Le drame des « Harraguas » ressurgit

Pas moins de soixante-dix jeunes migrants tunisiens sont portés disparus après le terrible naufrage de leur embarcation de fortune à travers laquelle ils tentaient de rejoindre clandestinement l’île italienne de Lampedouse. C’est à 22 km de cette île sicilienne que deux cadavres ont été repêchés, vendredi 7 septembre et 56 personnes ont été sauvées.

Des vedettes des garde-côtes, de la police financière, des carabiniers, des hélicoptères et  trois bâtiments de l’Otan – un italien, un allemand et un turc – poursuivront les recherches « aussi longtemps qu’il y aura un espoir de trouver des survivants », a indiqué, samedi 8 septembre, le porte-parole des garde-côtes italiens.

Selon l’organisation « Save the children », prés de cinq mineurs font partie des survivants. Les rescapés ont témoigné que 136 migrants, dont dix femmes et six enfants, avaient embarqué un bateau de pêche d’une dizaine de mètres de long au départ de Sfax.

Selon l’Afp, Mme Giusi Nicolini, maire (gauche écologiste) de Lampedusa, s’est dite profondément « peinée pour les victimes de la tragédie », appelant à ne « jamais s’habituer à ces drames, à l’idée qu’aujourd’hui encore traverser la Méditerranée à la recherche d’un travail ou d’une vie digne est de l’ordre de la roulette russe ». Le Premier ministre italien Mario Monti, dans une interview à l’agence de presse Ansa, a appelé à affronter le problème des migrations, en se gardant de toute réaction raciste, tout en soulignant sur l’importance « de ne pas faire semblant de ne pas voir le problème ».
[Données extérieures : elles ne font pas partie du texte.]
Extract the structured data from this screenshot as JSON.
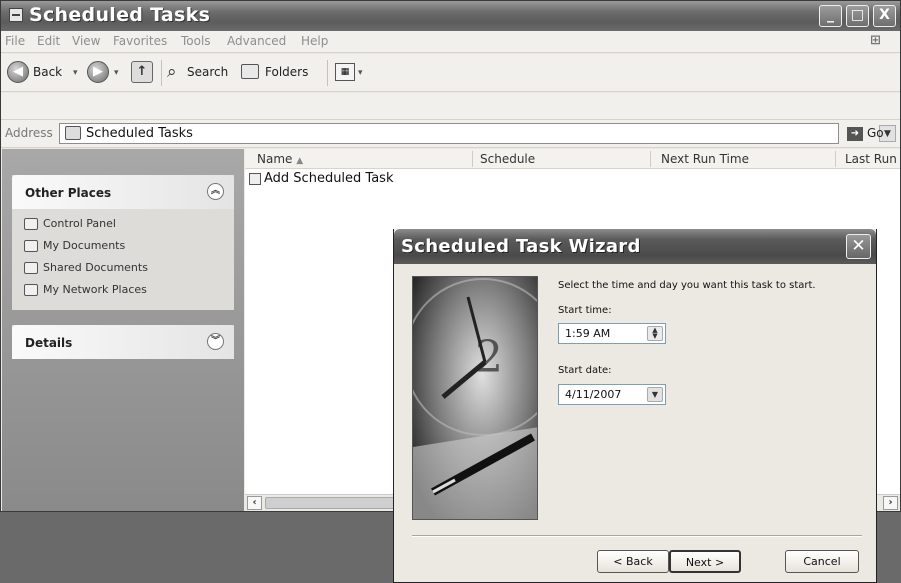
{
  "window": {
    "title": "Scheduled Tasks",
    "controls": {
      "minimize": "_",
      "maximize": "□",
      "close": "X"
    }
  },
  "menu": [
    "File",
    "Edit",
    "View",
    "Favorites",
    "Tools",
    "Advanced",
    "Help"
  ],
  "toolbar": {
    "back_label": "Back",
    "search_label": "Search",
    "folders_label": "Folders"
  },
  "address": {
    "label": "Address",
    "value": "Scheduled Tasks",
    "go_label": "Go"
  },
  "taskpane": {
    "other_places": {
      "title": "Other Places",
      "items": [
        "Control Panel",
        "My Documents",
        "Shared Documents",
        "My Network Places"
      ]
    },
    "details": {
      "title": "Details"
    }
  },
  "filelist": {
    "columns": [
      "Name",
      "Schedule",
      "Next Run Time",
      "Last Run"
    ],
    "rows": [
      {
        "name": "Add Scheduled Task"
      }
    ]
  },
  "wizard": {
    "title": "Scheduled Task Wizard",
    "prompt": "Select the time and day you want this task to start.",
    "start_time_label": "Start time:",
    "start_time_value": "1:59 AM",
    "start_date_label": "Start date:",
    "start_date_value": "4/11/2007",
    "buttons": {
      "back": "< Back",
      "next": "Next >",
      "cancel": "Cancel"
    }
  }
}
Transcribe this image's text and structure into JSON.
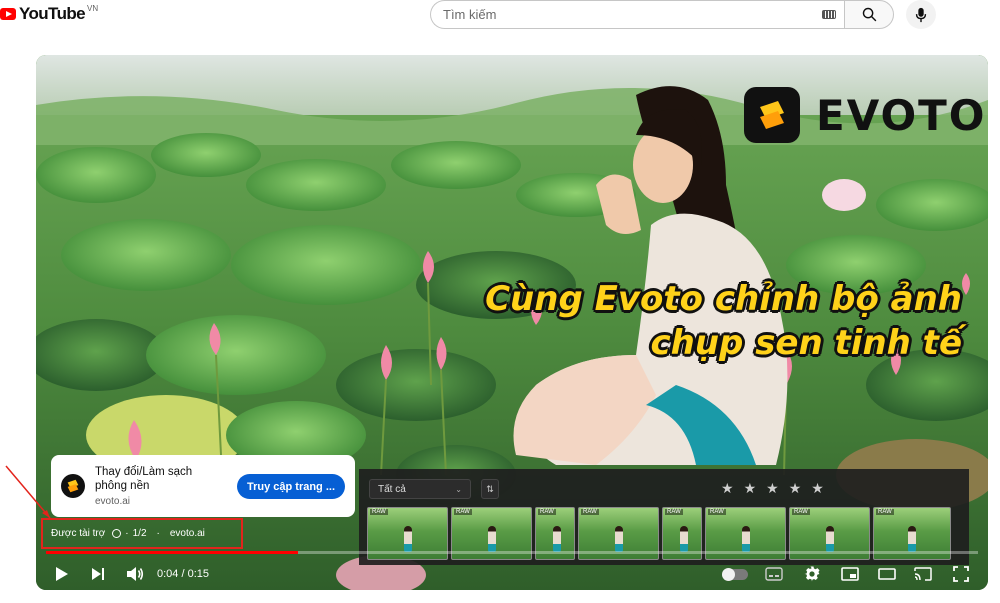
{
  "header": {
    "logo_text": "YouTube",
    "logo_country": "VN",
    "search_placeholder": "Tìm kiếm"
  },
  "video": {
    "brand_name": "EVOTO",
    "headline_line1": "Cùng Evoto chỉnh bộ ảnh",
    "headline_line2": "chụp sen tinh tế"
  },
  "ad": {
    "card_title": "Thay đổi/Làm sạch phông nền",
    "card_domain": "evoto.ai",
    "cta_label": "Truy cập trang ...",
    "sponsored_label": "Được tài trợ",
    "ad_count": "1/2",
    "sponsor_domain": "evoto.ai"
  },
  "app_panel": {
    "filter_label": "Tất cả",
    "raw_badge": "RAW",
    "thumbnail_count": 8,
    "rating_stars": 5
  },
  "player": {
    "time_current": "0:04",
    "time_separator": "/",
    "time_total": "0:15",
    "progress_fraction": 0.27
  },
  "colors": {
    "accent_red": "#ff0000",
    "cta_blue": "#065fd4",
    "headline_yellow": "#ffd21a",
    "highlight_box": "#e3241c"
  }
}
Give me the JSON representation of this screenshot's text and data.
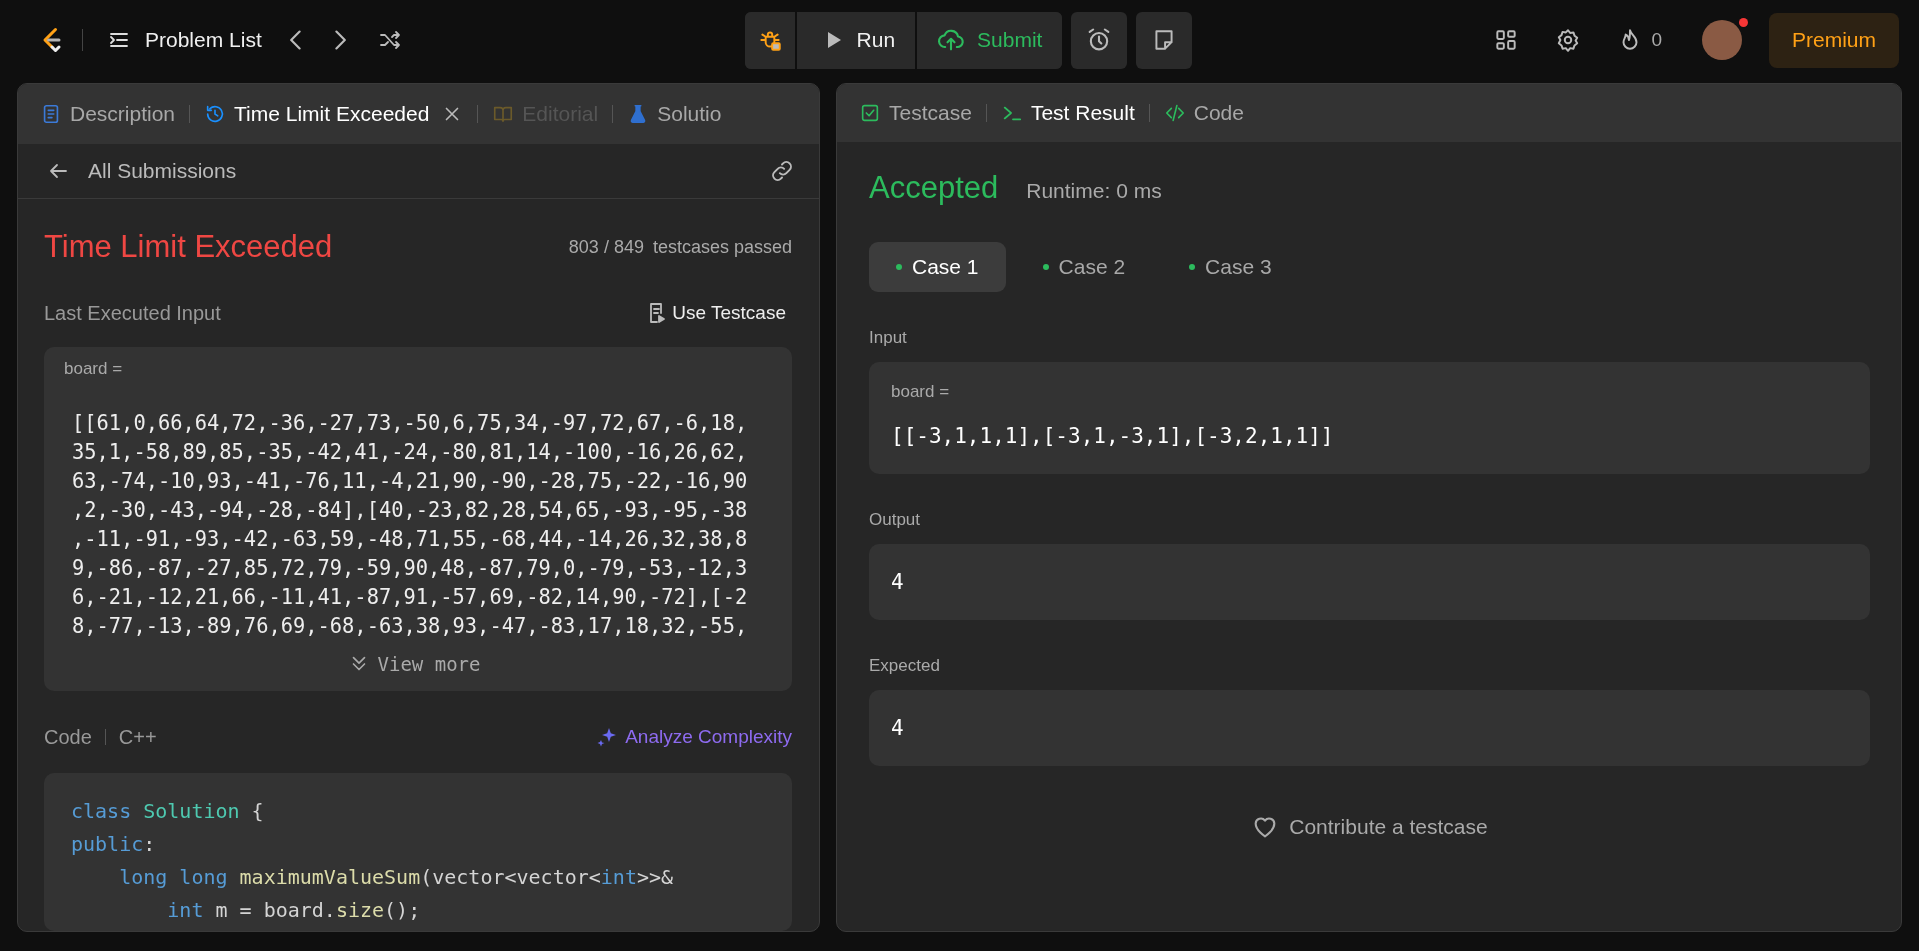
{
  "topbar": {
    "problem_list": "Problem List",
    "run": "Run",
    "submit": "Submit",
    "streak": "0",
    "premium": "Premium",
    "notification_dot": true
  },
  "left_panel": {
    "tabs": [
      {
        "label": "Description",
        "selected": false,
        "disabled": false,
        "closable": false
      },
      {
        "label": "Time Limit Exceeded",
        "selected": true,
        "disabled": false,
        "closable": true
      },
      {
        "label": "Editorial",
        "selected": false,
        "disabled": true,
        "closable": false
      },
      {
        "label": "Solutio",
        "selected": false,
        "disabled": false,
        "closable": false
      }
    ],
    "back_link": "All Submissions",
    "status": "Time Limit Exceeded",
    "accepted": false,
    "passed": "803 / 849",
    "passed_suffix": "testcases passed",
    "last_input_label": "Last Executed Input",
    "use_testcase": "Use Testcase",
    "input": {
      "name": "board =",
      "value_lines": [
        "[[61,0,66,64,72,-36,-27,73,-50,6,75,34,-97,72,67,-6,18,",
        "35,1,-58,89,85,-35,-42,41,-24,-80,81,14,-100,-16,26,62,",
        "63,-74,-10,93,-41,-76,11,-4,21,90,-90,-28,75,-22,-16,90",
        ",2,-30,-43,-94,-28,-84],[40,-23,82,28,54,65,-93,-95,-38",
        ",-11,-91,-93,-42,-63,59,-48,71,55,-68,44,-14,26,32,38,8",
        "9,-86,-87,-27,85,72,79,-59,90,48,-87,79,0,-79,-53,-12,3",
        "6,-21,-12,21,66,-11,41,-87,91,-57,69,-82,14,90,-72],[-2",
        "8,-77,-13,-89,76,69,-68,-63,38,93,-47,-83,17,18,32,-55,"
      ]
    },
    "view_more": "View more",
    "code_label": "Code",
    "language": "C++",
    "analyze": "Analyze Complexity",
    "code_lines": [
      [
        {
          "text": "class ",
          "kind": "keyword"
        },
        {
          "text": "Solution",
          "kind": "class"
        },
        {
          "text": " {",
          "kind": "plain"
        }
      ],
      [
        {
          "text": "public",
          "kind": "keyword"
        },
        {
          "text": ":",
          "kind": "plain"
        }
      ],
      [
        {
          "text": "    long long ",
          "kind": "keyword"
        },
        {
          "text": "maximumValueSum",
          "kind": "function"
        },
        {
          "text": "(vector<vector<",
          "kind": "plain"
        },
        {
          "text": "int",
          "kind": "keyword"
        },
        {
          "text": ">>& ",
          "kind": "plain"
        }
      ],
      [
        {
          "text": "        int",
          "kind": "keyword"
        },
        {
          "text": " m = board.",
          "kind": "plain"
        },
        {
          "text": "size",
          "kind": "function"
        },
        {
          "text": "();",
          "kind": "plain"
        }
      ]
    ]
  },
  "right_panel": {
    "tabs": [
      {
        "label": "Testcase",
        "selected": false
      },
      {
        "label": "Test Result",
        "selected": true
      },
      {
        "label": "Code",
        "selected": false
      }
    ],
    "verdict": "Accepted",
    "accepted": true,
    "runtime": "Runtime: 0 ms",
    "cases": [
      {
        "label": "Case 1",
        "selected": true,
        "color": "#2cbb5d"
      },
      {
        "label": "Case 2",
        "selected": false,
        "color": "#2cbb5d"
      },
      {
        "label": "Case 3",
        "selected": false,
        "color": "#2cbb5d"
      }
    ],
    "sections": [
      {
        "label": "Input",
        "kind": "param",
        "name": "board =",
        "value": "[[-3,1,1,1],[-3,1,-3,1],[-3,2,1,1]]"
      },
      {
        "label": "Output",
        "kind": "plain",
        "value": "4"
      },
      {
        "label": "Expected",
        "kind": "plain",
        "value": "4"
      }
    ],
    "contribute": "Contribute a testcase"
  }
}
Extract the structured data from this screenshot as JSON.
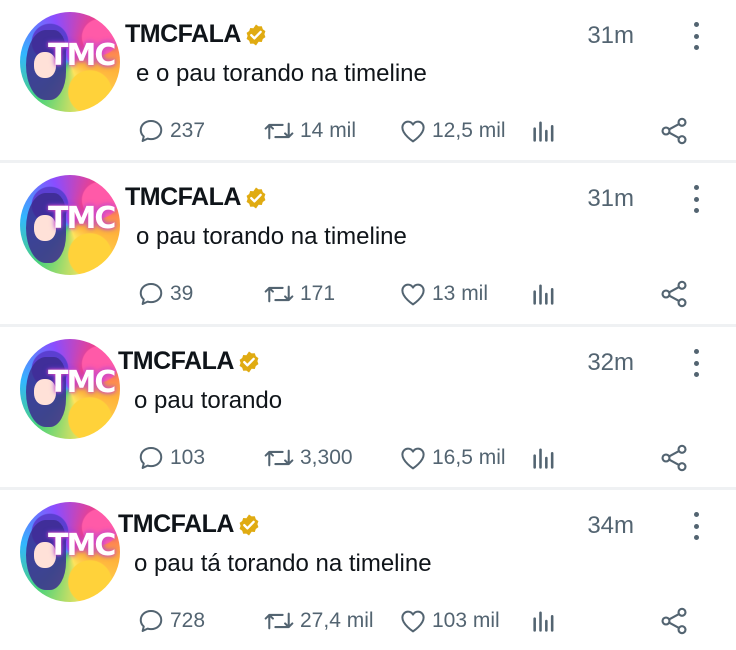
{
  "tweets": [
    {
      "author": "TMCFALA",
      "avatar_text": "TMC",
      "time": "31m",
      "text": "e o pau torando na timeline",
      "replies": "237",
      "retweets": "14 mil",
      "likes": "12,5 mil"
    },
    {
      "author": "TMCFALA",
      "avatar_text": "TMC",
      "time": "31m",
      "text": "o pau torando na timeline",
      "replies": "39",
      "retweets": "171",
      "likes": "13 mil"
    },
    {
      "author": "TMCFALA",
      "avatar_text": "TMC",
      "time": "32m",
      "text": "o pau torando",
      "replies": "103",
      "retweets": "3,300",
      "likes": "16,5 mil"
    },
    {
      "author": "TMCFALA",
      "avatar_text": "TMC",
      "time": "34m",
      "text": "o pau tá torando na timeline",
      "replies": "728",
      "retweets": "27,4 mil",
      "likes": "103 mil"
    }
  ],
  "colors": {
    "verified_badge": "#e0ab12",
    "secondary_text": "#536471",
    "primary_text": "#0f1419",
    "divider": "#eff1f3"
  },
  "icons": [
    "chat-bubble-icon",
    "retweet-icon",
    "heart-icon",
    "views-bar-chart-icon",
    "share-icon",
    "verified-badge-icon",
    "more-options-icon"
  ]
}
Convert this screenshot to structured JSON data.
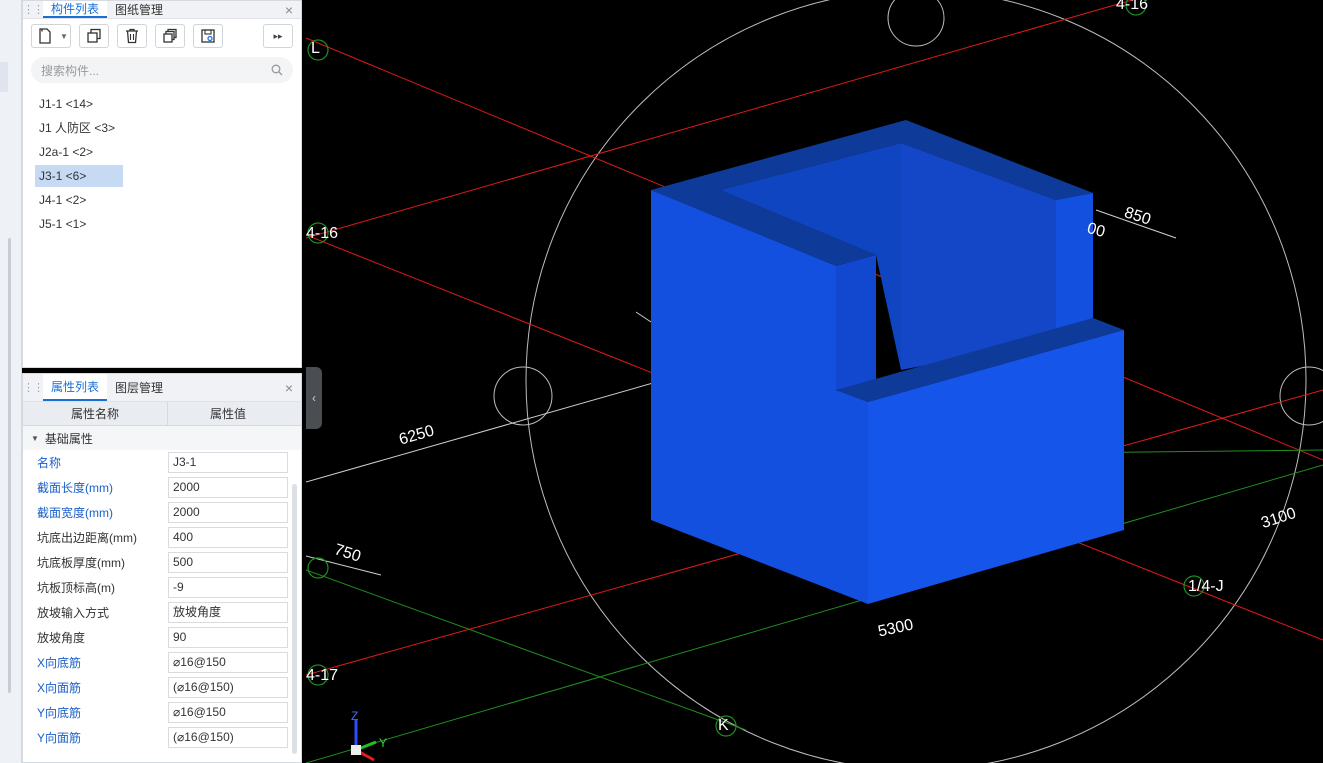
{
  "component_panel": {
    "tabs": [
      "构件列表",
      "图纸管理"
    ],
    "search_placeholder": "搜索构件...",
    "items": [
      "J1-1 <14>",
      "J1 人防区 <3>",
      "J2a-1 <2>",
      "J3-1 <6>",
      "J4-1 <2>",
      "J5-1 <1>"
    ],
    "selected_index": 3
  },
  "property_panel": {
    "tabs": [
      "属性列表",
      "图层管理"
    ],
    "col_name": "属性名称",
    "col_value": "属性值",
    "group": "基础属性",
    "rows": [
      {
        "name": "名称",
        "value": "J3-1"
      },
      {
        "name": "截面长度(mm)",
        "value": "2000"
      },
      {
        "name": "截面宽度(mm)",
        "value": "2000"
      },
      {
        "name": "坑底出边距离(mm)",
        "value": "400"
      },
      {
        "name": "坑底板厚度(mm)",
        "value": "500"
      },
      {
        "name": "坑板顶标高(m)",
        "value": "-9"
      },
      {
        "name": "放坡输入方式",
        "value": "放坡角度"
      },
      {
        "name": "放坡角度",
        "value": "90"
      },
      {
        "name": "X向底筋",
        "value": "⌀16@150"
      },
      {
        "name": "X向面筋",
        "value": "(⌀16@150)"
      },
      {
        "name": "Y向底筋",
        "value": "⌀16@150"
      },
      {
        "name": "Y向面筋",
        "value": "(⌀16@150)"
      }
    ]
  },
  "viewport": {
    "labels": {
      "axis_L": "L",
      "axis_4_16_top": "4-16",
      "axis_4_16_left": "4-16",
      "axis_4_17": "4-17",
      "axis_K": "K",
      "axis_1_4_J": "1/4-J",
      "dim_850": "850",
      "dim_00": "00",
      "dim_6250": "6250",
      "dim_750": "750",
      "dim_5300": "5300",
      "dim_3100": "3100"
    },
    "axis_z": "Z",
    "axis_y": "Y",
    "model_color": "#1450e0"
  }
}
L’ampleur de cette tragédie semble incontestable avec ce nombre de victimes qui ont péri au large de l’île de Lampedouse. Et pourtant, il continue de régner comme une sorte d’omerta sur l’affaire; puisque, ni le Président provisoire, ni le chef du Gouvernement provisoire n’ont jugé utile d’intervenir, pas même pour exprimer leur regret sincère du renouvellement de ce genre de drame.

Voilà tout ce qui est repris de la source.